What is meant by the term deficiency in design?

When a control necessary to meet the control objective is missing, or when the control objective is not always met, even if the control operates as designed.

Define "significant deficiency."

A deficiency (or combination of deficiencies) internal control that is less severe than a material weakness, yet important enough to merit attention by those charged with governance.

What is meant by the term deficiency in operation?

When a properly designed control does not operate as designed, or when the person performing the control doesnt have the authority or competence to effectively perform the control.

Describe the timing of the required communication of significant deficiencies in internal control.

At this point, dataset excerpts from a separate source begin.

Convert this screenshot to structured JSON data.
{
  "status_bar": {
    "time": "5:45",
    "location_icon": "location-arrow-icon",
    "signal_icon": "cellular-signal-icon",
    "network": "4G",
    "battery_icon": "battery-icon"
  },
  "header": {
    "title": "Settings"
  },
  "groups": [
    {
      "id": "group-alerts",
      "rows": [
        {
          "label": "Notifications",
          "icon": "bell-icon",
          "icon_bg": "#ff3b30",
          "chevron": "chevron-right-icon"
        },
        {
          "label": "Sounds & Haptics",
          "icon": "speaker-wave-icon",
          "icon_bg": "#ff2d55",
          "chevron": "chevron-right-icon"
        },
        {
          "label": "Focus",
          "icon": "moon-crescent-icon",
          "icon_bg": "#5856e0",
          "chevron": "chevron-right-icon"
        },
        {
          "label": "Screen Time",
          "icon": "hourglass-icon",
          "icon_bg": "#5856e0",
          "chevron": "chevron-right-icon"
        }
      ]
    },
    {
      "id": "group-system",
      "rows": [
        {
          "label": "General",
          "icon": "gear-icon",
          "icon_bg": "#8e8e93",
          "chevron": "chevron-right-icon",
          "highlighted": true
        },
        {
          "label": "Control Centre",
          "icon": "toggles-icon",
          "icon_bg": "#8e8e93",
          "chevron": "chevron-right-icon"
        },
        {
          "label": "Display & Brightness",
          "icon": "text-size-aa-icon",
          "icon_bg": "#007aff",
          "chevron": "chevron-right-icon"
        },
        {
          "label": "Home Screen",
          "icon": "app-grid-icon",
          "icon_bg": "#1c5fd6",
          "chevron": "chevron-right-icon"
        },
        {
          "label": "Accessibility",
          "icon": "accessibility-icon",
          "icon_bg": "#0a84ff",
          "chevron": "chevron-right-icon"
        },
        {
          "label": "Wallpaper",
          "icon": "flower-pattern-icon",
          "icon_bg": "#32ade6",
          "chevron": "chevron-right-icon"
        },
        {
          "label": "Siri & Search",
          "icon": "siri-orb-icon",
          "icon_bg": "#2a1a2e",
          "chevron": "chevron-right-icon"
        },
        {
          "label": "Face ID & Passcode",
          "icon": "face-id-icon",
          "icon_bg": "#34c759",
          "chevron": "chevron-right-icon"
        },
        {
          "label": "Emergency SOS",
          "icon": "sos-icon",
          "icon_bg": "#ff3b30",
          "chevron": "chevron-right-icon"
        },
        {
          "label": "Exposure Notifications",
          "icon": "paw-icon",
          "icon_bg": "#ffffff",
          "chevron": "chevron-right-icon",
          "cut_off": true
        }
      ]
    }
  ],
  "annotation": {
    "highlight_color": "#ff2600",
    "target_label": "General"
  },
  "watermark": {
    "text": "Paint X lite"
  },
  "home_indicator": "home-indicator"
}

Under AICPA Professional standards, written communication is required no later than 60 days after the audit report release date (including matters communicated orally during the audit.)

Why isnt a "systematic and disciplined approach, including quality control" a relevant consideration when the external auditor uses an internal audit function to provide direct assistance?

Because the work performed by the internal audit function is subject to the external auditor's direction, supervision and review.

When using the work of the internal audit function to obtain audit evidence, what three matter should the external auditor evaluate?

1. Objectivity-The internal audit function's organizational status and the objectivity of the internal auditors; 2. Competence of the internal auditors; and 3. Whether the internal audit function applies a "systematic and disciplined approach, including quality control."

What are the two ways the external auditor might use the work of an internal audit function?

1. To obtain audit evidence; and | 2 To provide direct assistance.

When using the internal audit function to provide direct assistance, what two matters should the external auditor evaluate?

1. Objectivity - the internal audit function's organizational status and the objectivity of the internal auditors; and 2. Competence of the internal auditors.